Thursday, September 2, 2010

8 Hours at Pine Hollow


This is way late, I know, but getting caught up on my summer would be incomplete without writing about my experience volunteering at the Burning River 100. The weekend was bookended with me picking up and returning three HUGE electric generators, takes-two-people-to-lift-200-pound generators, sandwiching an evening and very early morning stint at the Pine Hollow Aid Station.

Pine Hollow actually had two aid stations. The first was at mile 70.9 when runners arrived from Happy Days. The second was after a short loop on the Salt Run trail at mile 74.2. From the time I arrived at 7:30 PM Saturday night, I joined an energetic group of workers greeting runners as they made the climb up to the aid station from the Sound of Music Hills. Since we had such a good number of workers, we were able to personally escort runners to the tent, get bottles re-filled for them, point out the food, obtain drop bags, answer questions, offer encouragement, and point them the right way for the Salt Run loop.

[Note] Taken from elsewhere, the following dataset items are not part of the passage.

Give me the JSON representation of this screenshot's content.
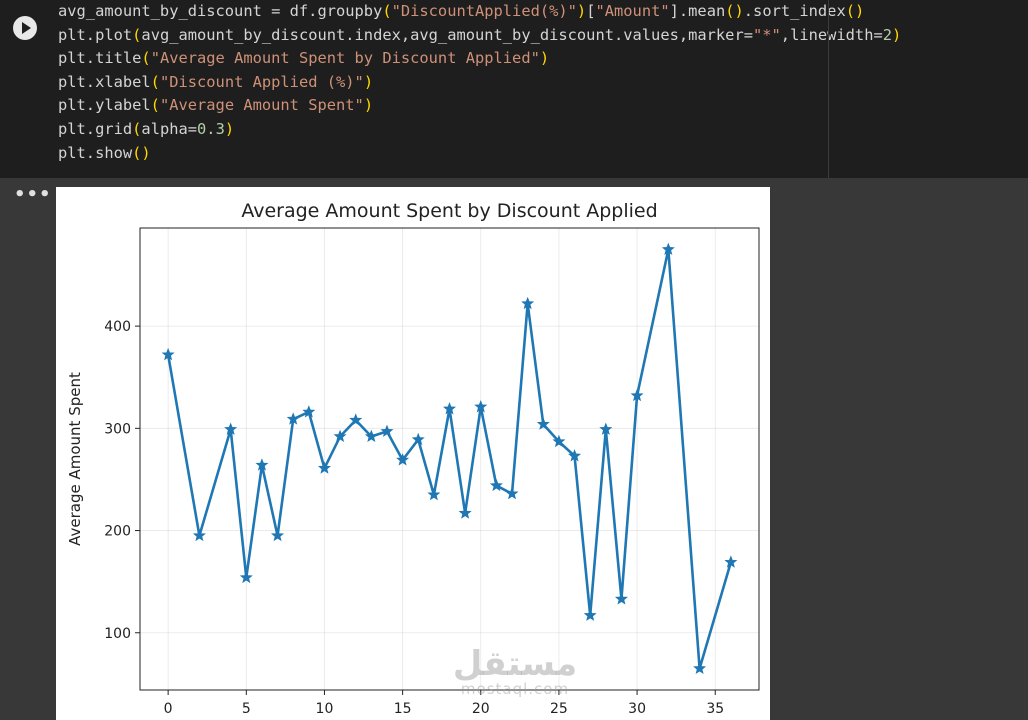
{
  "cell": {
    "code_lines": [
      [
        {
          "t": "avg_amount_by_discount = df.groupby"
        },
        {
          "t": "(",
          "c": "p1"
        },
        {
          "t": "\"DiscountApplied(%)\"",
          "c": "str"
        },
        {
          "t": ")",
          "c": "p1"
        },
        {
          "t": "["
        },
        {
          "t": "\"Amount\"",
          "c": "str"
        },
        {
          "t": "].mean"
        },
        {
          "t": "()",
          "c": "p1"
        },
        {
          "t": ".sort_index"
        },
        {
          "t": "()",
          "c": "p1"
        }
      ],
      [
        {
          "t": "plt.plot"
        },
        {
          "t": "(",
          "c": "p1"
        },
        {
          "t": "avg_amount_by_discount.index,avg_amount_by_discount.values,marker="
        },
        {
          "t": "\"*\"",
          "c": "str"
        },
        {
          "t": ",linewidth="
        },
        {
          "t": "2",
          "c": "num"
        },
        {
          "t": ")",
          "c": "p1"
        }
      ],
      [
        {
          "t": "plt.title"
        },
        {
          "t": "(",
          "c": "p1"
        },
        {
          "t": "\"Average Amount Spent by Discount Applied\"",
          "c": "str"
        },
        {
          "t": ")",
          "c": "p1"
        }
      ],
      [
        {
          "t": "plt.xlabel"
        },
        {
          "t": "(",
          "c": "p1"
        },
        {
          "t": "\"Discount Applied (%)\"",
          "c": "str"
        },
        {
          "t": ")",
          "c": "p1"
        }
      ],
      [
        {
          "t": "plt.ylabel"
        },
        {
          "t": "(",
          "c": "p1"
        },
        {
          "t": "\"Average Amount Spent\"",
          "c": "str"
        },
        {
          "t": ")",
          "c": "p1"
        }
      ],
      [
        {
          "t": "plt.grid"
        },
        {
          "t": "(",
          "c": "p1"
        },
        {
          "t": "alpha="
        },
        {
          "t": "0.3",
          "c": "num"
        },
        {
          "t": ")",
          "c": "p1"
        }
      ],
      [
        {
          "t": "plt.show"
        },
        {
          "t": "()",
          "c": "p1"
        }
      ]
    ]
  },
  "output": {
    "more_label": "•••",
    "watermark_ar": "مستقل",
    "watermark_lat": "mostaql.com"
  },
  "colors": {
    "line": "#1f77b4",
    "grid": "#b0b0b0"
  },
  "chart_data": {
    "type": "line",
    "title": "Average Amount Spent by Discount Applied",
    "xlabel": "",
    "ylabel": "Average Amount Spent",
    "xlim": [
      -1.8,
      37.8
    ],
    "ylim": [
      44,
      496
    ],
    "xticks": [
      0,
      5,
      10,
      15,
      20,
      25,
      30,
      35
    ],
    "yticks": [
      100,
      200,
      300,
      400
    ],
    "grid": true,
    "marker": "*",
    "series": [
      {
        "x": [
          0,
          2,
          4,
          5,
          6,
          7,
          8,
          9,
          10,
          11,
          12,
          13,
          14,
          15,
          16,
          17,
          18,
          19,
          20,
          21,
          22,
          23,
          24,
          25,
          26,
          27,
          28,
          29,
          30,
          32,
          34,
          36
        ],
        "values": [
          372,
          195,
          299,
          154,
          264,
          195,
          309,
          316,
          261,
          292,
          308,
          292,
          297,
          269,
          289,
          235,
          319,
          217,
          321,
          244,
          236,
          422,
          304,
          287,
          273,
          117,
          299,
          133,
          332,
          475,
          65,
          169
        ]
      }
    ]
  }
}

Of course at mile 70 the runners were coming in tired! But as the night wore on, it was shocking (and I've seen a lot) to see the condition of some of the runners. It really had me re-thinking my intentions to enter BR next year as my first trail 100. I saw people I knew coming in hurting. People I knew dropping. We had a lot of people drop at Pine Hollow, about 30 between the two aid stations.

Two gentlemen who dropped were running unsupported by crew or family. They couldn't go any further and had no one to pick them up. I was tired and was planning on going straight home after the aid station closed, which is the opposite direction of Cuyahoga Falls where the finish is. As it turned out, no one else at the aid station was planning on going to the finish either. Well, I wasn't that tired, I guess. I was able to give them a lift to the Falls and dropped them off around the corner from the finish and their hotel. Both guys were asleep by the time we got there and I felt bad having to wake them up.

Note to self: have support crew on-call for point-to-point 100 mile run. As I've since learned, some of the problems that day included: lack of appropriate training, under-nourishment, dehydration, going out way too fast because it was cooler than normal, and general inexperience running trails and/or ultras.

BR100 2011 registration opened yesterday. I haven't signed up. Yet. The early-bird price doesn't increase until December, by which time I will have registered for my first 100 mile trail run.